À ma Princesse.
« Si
je peux me permettre, après celui-ci,
du même auteur, Les racines du ciel. »
Avant de
descendre du train, terminus Rennes, il fallait que je le lui dise.
Quand s’était-il
plongé dans Éducation européenne de Romain Gary ? Je ne l’avais vu,
depuis qu’il était monté, que dormir sur le siège voisin, préoccupée à ne pas
donner l’impression d’observer les passagers.
Mais est-on
réellement des inconnus lorsqu’un un même auteur, un même livre nous ont attirés
assez pour que nous les amenions avec nous, malgré le bagage qui doit être
léger ?
Pourvu
qu’il lise un jour Chien blanc.
Mémoire d’outre-tombe.
Mon
père est mort un matin de février 1980, au fort du Grand Bé. Bêtement.
Il
avait beuglé toute l’ascension.
« Oh, tu avances, oui ou
merde ! Tu serais pas toujours collé à ta mère, tu grimperais mieux,
crois-moi. »
Exaspéré
par mes pleurs, il m’avait hissé les derniers mètres, paquet encombrant sous
son bras. Puis la majesté de l’océan semblait l’avoir calmé.

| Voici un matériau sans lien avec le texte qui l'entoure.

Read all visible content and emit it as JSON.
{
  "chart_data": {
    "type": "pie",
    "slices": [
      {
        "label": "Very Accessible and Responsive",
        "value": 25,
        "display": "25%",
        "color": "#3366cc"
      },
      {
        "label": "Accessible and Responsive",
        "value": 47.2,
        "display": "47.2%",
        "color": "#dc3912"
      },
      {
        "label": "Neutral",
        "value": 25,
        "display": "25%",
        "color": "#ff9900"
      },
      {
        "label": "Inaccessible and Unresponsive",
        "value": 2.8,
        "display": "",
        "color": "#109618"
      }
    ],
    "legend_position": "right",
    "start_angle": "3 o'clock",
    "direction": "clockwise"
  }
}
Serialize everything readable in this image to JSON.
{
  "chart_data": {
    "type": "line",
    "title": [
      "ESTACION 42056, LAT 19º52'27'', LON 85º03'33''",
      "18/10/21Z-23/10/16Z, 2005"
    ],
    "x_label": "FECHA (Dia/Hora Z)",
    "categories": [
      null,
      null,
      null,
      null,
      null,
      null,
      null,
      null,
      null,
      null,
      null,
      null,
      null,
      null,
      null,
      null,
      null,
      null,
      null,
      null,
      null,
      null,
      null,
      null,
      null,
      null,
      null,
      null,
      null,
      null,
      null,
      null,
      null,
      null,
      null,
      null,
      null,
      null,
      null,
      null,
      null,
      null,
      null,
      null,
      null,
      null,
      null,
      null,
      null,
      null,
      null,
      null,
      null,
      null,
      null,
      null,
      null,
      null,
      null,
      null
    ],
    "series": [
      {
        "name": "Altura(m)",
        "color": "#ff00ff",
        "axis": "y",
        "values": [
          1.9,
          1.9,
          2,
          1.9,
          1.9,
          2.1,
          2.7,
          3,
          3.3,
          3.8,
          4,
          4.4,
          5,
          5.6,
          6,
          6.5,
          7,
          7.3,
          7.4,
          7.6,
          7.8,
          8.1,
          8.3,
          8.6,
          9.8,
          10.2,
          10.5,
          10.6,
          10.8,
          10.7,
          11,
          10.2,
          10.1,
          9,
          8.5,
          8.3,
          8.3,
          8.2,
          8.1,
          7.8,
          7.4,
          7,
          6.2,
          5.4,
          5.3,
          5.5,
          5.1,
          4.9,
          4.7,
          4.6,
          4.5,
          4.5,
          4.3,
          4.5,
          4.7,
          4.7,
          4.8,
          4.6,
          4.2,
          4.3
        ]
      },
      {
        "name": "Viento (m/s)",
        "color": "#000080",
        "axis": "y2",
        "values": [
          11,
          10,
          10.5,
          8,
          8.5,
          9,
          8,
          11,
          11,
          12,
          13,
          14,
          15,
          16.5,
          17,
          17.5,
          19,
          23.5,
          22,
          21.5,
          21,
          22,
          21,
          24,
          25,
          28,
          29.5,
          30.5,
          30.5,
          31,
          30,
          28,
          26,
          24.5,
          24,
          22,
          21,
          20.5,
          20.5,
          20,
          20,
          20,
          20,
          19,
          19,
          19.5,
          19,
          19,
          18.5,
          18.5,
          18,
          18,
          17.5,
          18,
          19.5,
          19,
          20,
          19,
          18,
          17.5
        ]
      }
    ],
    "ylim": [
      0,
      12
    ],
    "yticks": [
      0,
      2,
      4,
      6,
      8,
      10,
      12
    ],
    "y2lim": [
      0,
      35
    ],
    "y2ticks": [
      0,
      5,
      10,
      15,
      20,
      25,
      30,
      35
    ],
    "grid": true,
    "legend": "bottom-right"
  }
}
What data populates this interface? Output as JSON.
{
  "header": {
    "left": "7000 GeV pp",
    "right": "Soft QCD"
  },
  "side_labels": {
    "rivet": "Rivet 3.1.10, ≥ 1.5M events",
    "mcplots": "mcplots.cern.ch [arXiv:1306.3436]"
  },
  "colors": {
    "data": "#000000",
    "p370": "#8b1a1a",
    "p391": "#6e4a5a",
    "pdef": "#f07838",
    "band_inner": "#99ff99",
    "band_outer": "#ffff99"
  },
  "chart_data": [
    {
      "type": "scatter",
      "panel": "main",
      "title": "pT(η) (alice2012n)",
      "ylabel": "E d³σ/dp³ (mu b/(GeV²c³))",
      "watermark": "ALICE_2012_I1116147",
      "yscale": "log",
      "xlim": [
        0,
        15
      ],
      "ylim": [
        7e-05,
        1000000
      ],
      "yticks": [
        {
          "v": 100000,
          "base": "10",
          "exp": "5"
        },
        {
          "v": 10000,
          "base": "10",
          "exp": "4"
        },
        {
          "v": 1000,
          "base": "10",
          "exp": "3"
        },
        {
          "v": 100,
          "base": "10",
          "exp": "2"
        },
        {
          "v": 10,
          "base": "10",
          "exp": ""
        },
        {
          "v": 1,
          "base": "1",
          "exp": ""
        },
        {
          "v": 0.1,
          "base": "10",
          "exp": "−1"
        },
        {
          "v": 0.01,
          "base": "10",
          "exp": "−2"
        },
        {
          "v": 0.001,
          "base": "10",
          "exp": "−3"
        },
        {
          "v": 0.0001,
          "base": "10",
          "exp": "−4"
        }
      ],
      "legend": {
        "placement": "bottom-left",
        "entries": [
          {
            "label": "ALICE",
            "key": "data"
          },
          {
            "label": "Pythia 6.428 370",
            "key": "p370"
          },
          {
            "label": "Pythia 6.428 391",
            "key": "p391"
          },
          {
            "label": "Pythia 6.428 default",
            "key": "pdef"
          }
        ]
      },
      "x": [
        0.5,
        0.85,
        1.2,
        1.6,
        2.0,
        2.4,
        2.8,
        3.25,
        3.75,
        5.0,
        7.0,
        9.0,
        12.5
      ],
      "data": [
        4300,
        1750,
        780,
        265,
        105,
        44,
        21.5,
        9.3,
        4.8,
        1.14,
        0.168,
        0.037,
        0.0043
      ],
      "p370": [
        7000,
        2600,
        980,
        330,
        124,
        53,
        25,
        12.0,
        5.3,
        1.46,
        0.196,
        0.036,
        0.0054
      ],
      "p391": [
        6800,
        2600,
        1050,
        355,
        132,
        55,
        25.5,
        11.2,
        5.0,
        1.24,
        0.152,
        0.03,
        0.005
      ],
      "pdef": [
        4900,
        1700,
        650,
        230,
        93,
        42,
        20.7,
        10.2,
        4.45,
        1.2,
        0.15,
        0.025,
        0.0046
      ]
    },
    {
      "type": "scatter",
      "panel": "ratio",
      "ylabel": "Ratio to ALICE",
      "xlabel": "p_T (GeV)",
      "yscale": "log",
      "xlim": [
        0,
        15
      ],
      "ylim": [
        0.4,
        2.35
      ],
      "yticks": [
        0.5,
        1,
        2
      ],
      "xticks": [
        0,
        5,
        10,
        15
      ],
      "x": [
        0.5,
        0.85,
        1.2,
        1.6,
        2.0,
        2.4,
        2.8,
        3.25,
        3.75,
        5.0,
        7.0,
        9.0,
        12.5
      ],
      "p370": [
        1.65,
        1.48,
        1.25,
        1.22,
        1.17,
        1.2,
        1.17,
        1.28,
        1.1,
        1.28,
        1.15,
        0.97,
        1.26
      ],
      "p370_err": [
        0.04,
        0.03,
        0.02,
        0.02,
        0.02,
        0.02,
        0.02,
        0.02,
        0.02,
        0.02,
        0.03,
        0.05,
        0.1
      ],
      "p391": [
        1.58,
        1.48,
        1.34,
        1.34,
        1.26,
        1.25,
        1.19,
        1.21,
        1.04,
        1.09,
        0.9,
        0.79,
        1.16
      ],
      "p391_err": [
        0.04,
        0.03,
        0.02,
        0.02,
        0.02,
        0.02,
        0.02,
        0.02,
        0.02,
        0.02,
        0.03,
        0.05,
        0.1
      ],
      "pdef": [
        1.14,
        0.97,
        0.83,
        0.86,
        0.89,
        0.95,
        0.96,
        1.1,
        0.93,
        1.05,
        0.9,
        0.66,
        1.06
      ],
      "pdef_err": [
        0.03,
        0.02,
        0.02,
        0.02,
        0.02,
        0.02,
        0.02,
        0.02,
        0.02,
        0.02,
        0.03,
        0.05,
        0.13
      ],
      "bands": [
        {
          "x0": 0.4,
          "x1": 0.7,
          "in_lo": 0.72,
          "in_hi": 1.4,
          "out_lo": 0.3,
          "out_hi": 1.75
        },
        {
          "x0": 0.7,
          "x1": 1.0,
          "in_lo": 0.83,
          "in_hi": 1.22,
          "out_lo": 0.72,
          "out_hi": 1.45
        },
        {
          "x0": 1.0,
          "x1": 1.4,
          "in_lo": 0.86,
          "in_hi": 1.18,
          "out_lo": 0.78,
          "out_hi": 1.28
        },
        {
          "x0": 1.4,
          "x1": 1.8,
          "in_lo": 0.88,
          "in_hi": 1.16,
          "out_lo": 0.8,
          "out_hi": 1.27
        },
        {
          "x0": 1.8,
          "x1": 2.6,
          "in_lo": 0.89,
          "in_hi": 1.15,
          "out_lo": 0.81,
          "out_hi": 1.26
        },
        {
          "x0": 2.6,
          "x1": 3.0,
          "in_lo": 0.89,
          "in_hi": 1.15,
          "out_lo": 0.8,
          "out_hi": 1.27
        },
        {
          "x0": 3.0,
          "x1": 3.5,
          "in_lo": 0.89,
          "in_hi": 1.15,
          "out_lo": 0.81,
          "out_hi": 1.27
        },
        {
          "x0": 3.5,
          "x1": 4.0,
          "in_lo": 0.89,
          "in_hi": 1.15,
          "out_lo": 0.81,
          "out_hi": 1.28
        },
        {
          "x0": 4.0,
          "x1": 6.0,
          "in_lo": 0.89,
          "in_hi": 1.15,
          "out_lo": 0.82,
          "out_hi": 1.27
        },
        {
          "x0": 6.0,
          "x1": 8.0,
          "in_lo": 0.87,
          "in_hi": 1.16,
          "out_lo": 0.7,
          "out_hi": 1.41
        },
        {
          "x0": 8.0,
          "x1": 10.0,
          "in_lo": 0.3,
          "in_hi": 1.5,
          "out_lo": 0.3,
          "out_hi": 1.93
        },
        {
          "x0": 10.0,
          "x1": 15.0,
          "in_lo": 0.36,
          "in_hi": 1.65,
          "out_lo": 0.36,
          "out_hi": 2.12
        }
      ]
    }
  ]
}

« Alors, on est pas bien, là,
entre hommes ? » Je grelottais. « On va faire un polaroïd, ça
fera plaisir à ta mère. » J’avais peur. Faire plaisir n’était pas
dans ses habitudes.
« Recule un peu, tes pieds et tes
cheveux sont coupés. » « Je peux plus. » L’assurance soudaine de
ma voix me surprit : « Recule, toi. »
Dans
sa chute, il restait agrippé à son appareil comme à une branche. Je l’entendais
encore du néant : « Cours chercher des secours, nom de
Dieu ! »
Je
redescendis prudemment entre les rochers noirs. Était-ce, vers le large, la
houle ou la marée montante ?
Les jours
qui suivirent, je découvris que ma mère pouvait vivre sans pleurer.
***
Notre
garçonnet a couru vers la sépulture de Chateaubriand. « C’est
quoi ? » « La tombe d’un grand écrivain. » Il a essayé,
silencieux derrière la barrière, de comprendre.
« Tu
étais déjà venu ? » m’a interrogé ma femme. « Je ne crois
pas. »
Plus
tard, je raconterai à notre fils la tour où son père enfermait le jeune René
pour en faire un homme. Mais il a le temps, comme j’ai pris le mien avant sa
naissance et ma femme aussi, pour elle, ç’avait été compliqué.
Notre
enfant a attrapé soudain mon portable. « S’il vous plaît, Madame,
vous pouvez faire une photo de tous les trois ? »
Ce
cliché encadré me redit tous les jours que personne n’est condamné sans remède
au malheur. Le fort est en arrière-plan.
À marée
basse.
Quelques vestiges d’eau,
D’algues échevelées
Luisent en s’imbibant.
Anosmie ! Anosmie !
L’odeur est un écho,
Sa chimie un regret
De nacre étincelant.
La loi de
la sélection technologique.
Il n’y a
donc plus de consigne, à la gare ? Non. Les bras douloureusement tendus
par le poids des sacs, je me perds donc à la recherche d’une conciergerie qu’une
commerçante m’a indiquée à proximité. Guichet de renseignements, préposés ont
aussi disparu.
« Oui,
Madame. Nous pouvons garder vos affaires. Il vous faut télécharger notre
application. » Comment ? Je suis isolée comme à l’étranger si je ne
pratiquais pas la langue. Au fait, en quoi consiste exactement la tâche de
cette employée à « l’accueil » (c’est affiché au-dessus de son comptoir
design) ? Il m’aurait suffi de lui donner de la monnaie. Aussi, je n’ai qu’à
apprendre à vivre avec les innovations de mon temps !
Dehors,
j’ai posé un moment mes sacs et ma fatigue sur un banc, triste sans colère. « S’adapter
ou disparaître » constatait Darwin à propos des espèces sauvages. En l’occurrence,
il faudrait m’adapter pour mieux éviter le contact avec mes semblables. Le
propre de la civilisation ne devrait-il pourtant pas être, par définition, par
bon sens, par « humanité » de ne pas copier l’aveuglement
naturel ? À moins que rien ne devienne peut-être moins
« humain » qu’une forme purement technologique de civilisation.
Rennes-Saint-Malo- Rennes, 22-26 août 2025.